Eventually, he chose to forget everything.
• • •
He spent two days getting ready. Bathing his hands in lubricating oil and rubbing and scrubbing until the chapped skin was pink and vital. He shaved several times until his cheeks once again became smooth and bright. At the barber’s they received him like a prodigal son, washing and cutting his hair, dabbing him with scent as only professionals are able. He polished his teeth with bicarbonate of soda until his gums bled, and when all was done he looked at himself in the mirror and saw the echo of better days. If he was going to receive ten million kroner, he would do so in style. Nete was to look upon him as though he had led a worthy life. He wanted her to see him as the young man who had once made her laugh and to approach him with pride.
He trembled still at the thought. That he, at the age of almost fifty-eight, could rise from the very bowels of society and stand erect, a complete human, the eyes that came to rest on him no longer afraid that he
would do them harm.
In the night he dreamed of respect and envy, of brighter times in new surroundings. Only a bloody masochist would stay on in this miserable place, where they squinted at him as if he had the plague. No fucking way was he going to hang about in a village of fourteen hundred inhabitants, where even the railway was dying out and whose pride and joy was a trailer factory that had long since moved, making way for nothing more than a knobhead institution called The Nordic School for Peace.
He picked out the biggest gentleman’s outfitters in Bogense and bought himself a glistening, blue-flecked suit that the assistant, with a wry smile, informed him was the highest fashion and which, being significantly marked down, left him with just enough money for some petrol for his moped and a return train ticket from Ejby to Copenhagen.
It felt like the moment of his life as he got on his VéloSoleX and chugged off through the town. The looks he attracted seemed quite unlike those he was used to.
Never before had he been so ready to meet the future.
12
August 1987
Much to his satisfaction, Curt Wad had seen the political right increase its hold on the population throughout the eighties, and now, at the end of August 1987, the media were predicting almost without exception that the conservative bloc would stay in power after the election.
These were truly favorable days for Curt Wad and those who shared his opinions. The Upsurge Party railed against immigration, and gradually an increasing number of Christian groups and nationalist organizations had gathered around shrewd populist agitators who skillfully cracked the whip over depravation and moral decay, without demonstrating the slightest sensitivity to basic principles of human rights.

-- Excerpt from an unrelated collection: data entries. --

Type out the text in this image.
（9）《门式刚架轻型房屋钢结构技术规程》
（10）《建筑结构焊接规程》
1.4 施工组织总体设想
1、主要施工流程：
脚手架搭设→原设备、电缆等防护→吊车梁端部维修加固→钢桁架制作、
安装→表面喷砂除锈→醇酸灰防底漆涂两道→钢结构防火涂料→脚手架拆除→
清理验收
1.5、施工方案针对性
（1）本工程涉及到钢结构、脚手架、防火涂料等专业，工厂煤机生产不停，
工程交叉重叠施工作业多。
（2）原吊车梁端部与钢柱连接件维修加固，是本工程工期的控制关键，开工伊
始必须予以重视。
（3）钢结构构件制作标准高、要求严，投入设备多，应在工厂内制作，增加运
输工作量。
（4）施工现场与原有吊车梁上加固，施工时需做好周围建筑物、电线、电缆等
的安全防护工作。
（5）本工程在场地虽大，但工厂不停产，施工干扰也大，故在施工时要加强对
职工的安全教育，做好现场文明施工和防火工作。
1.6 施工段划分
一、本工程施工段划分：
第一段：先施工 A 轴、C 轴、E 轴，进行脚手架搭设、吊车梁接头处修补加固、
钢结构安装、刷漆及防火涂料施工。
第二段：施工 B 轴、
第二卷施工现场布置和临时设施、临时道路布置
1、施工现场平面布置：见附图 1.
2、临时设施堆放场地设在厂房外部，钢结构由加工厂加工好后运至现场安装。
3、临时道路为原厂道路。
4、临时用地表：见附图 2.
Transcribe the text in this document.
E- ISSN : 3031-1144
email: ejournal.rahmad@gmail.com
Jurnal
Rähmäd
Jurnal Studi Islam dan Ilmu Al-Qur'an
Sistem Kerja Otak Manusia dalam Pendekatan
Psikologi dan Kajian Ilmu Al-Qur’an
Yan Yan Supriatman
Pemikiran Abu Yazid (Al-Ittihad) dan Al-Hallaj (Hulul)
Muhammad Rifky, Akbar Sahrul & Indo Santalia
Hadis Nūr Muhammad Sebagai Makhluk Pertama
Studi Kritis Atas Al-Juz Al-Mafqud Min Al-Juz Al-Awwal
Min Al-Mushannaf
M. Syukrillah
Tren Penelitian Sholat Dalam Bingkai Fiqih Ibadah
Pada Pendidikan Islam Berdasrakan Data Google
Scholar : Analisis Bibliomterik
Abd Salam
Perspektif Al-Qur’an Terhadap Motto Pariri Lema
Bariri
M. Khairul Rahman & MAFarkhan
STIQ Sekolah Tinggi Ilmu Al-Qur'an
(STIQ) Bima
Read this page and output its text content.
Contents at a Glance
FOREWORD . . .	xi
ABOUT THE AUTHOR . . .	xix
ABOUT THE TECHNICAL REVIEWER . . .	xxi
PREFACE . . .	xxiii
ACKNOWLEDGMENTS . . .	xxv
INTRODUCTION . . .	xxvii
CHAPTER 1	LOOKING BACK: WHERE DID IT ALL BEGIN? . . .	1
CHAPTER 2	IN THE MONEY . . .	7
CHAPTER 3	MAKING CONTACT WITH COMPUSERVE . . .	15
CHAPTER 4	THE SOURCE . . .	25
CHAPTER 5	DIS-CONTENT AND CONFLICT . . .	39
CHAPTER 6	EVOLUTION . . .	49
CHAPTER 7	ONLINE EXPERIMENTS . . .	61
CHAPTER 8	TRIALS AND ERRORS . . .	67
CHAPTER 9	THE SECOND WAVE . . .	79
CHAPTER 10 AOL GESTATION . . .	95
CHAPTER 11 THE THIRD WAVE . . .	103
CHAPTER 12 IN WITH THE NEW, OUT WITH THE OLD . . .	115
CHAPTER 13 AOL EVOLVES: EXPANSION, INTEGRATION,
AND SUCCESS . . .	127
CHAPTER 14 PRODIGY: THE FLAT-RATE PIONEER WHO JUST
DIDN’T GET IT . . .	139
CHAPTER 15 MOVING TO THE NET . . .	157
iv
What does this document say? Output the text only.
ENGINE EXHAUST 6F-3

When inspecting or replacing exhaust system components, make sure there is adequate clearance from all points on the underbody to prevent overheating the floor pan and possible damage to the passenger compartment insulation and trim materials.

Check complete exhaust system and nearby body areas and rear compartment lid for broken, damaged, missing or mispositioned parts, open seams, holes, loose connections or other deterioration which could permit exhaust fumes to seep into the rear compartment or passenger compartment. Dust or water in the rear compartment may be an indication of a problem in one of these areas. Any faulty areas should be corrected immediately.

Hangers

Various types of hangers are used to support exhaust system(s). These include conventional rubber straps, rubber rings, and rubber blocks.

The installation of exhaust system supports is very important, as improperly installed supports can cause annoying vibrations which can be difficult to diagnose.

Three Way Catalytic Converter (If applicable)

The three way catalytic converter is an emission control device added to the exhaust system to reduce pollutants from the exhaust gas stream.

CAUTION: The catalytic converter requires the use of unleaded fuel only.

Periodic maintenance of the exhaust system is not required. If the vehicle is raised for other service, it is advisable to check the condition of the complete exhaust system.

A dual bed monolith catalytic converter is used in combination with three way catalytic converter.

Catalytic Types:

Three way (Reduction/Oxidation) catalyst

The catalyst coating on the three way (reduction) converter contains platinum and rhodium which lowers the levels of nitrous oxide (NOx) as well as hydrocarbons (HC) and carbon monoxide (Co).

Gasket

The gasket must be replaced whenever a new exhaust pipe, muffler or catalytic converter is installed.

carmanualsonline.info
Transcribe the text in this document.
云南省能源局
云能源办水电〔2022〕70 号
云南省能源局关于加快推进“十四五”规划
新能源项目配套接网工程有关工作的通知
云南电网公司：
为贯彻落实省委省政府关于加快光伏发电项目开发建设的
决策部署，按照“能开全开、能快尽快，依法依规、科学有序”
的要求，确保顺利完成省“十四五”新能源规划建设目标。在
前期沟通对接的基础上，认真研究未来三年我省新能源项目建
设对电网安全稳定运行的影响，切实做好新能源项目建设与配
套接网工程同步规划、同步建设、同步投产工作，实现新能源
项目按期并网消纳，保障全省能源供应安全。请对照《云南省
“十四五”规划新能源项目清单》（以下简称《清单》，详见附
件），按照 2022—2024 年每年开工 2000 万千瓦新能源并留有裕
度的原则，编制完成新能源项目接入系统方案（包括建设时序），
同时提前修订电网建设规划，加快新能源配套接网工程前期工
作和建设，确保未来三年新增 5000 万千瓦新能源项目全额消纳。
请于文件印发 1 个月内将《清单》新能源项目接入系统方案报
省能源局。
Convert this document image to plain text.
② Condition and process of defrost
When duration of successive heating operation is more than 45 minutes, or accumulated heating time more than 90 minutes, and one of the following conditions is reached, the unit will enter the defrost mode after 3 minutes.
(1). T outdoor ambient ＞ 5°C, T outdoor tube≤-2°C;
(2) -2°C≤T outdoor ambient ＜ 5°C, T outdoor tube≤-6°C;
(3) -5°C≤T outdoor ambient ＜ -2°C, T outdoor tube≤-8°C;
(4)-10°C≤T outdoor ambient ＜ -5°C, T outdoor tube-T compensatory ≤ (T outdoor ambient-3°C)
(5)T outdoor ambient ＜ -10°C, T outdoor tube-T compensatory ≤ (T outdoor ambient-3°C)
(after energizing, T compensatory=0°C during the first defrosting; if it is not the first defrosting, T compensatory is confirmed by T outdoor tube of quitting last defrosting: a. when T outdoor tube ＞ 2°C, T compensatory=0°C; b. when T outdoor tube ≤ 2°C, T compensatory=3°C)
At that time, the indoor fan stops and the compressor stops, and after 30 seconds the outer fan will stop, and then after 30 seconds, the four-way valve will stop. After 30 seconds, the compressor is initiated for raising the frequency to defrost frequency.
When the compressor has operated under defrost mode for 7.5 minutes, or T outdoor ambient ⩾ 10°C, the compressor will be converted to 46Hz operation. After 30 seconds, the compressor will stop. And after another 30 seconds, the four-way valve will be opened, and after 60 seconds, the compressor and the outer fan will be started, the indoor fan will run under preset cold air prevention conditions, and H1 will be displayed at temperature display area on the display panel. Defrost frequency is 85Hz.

The general gist was that people were not born equal, nor were they meant to be, and the voters might just as well get used to the fact.
Favorable days indeed. Such thoughts had now wormed their way into parliament and certain NGOs, and at the same time funds came flowing in to Curt’s cherished Purity Party, which he worked hard to ensure would one day develop into a bona fide political party with a wide network of local branches and parliamentary representation in the seat of government, Christiansborg. With this moral shift in the population, it was almost like returning to the thirties, forties, and fifties. Certainly, it was a far cry from the depravity of the sixties and seventies when youngsters marched noisily in the streets, preaching free love and socialism. A time when wretched individuals, the dregs of society, had their pockets lined by the state and antisocial behavior was explained away as being the failure of both government and society.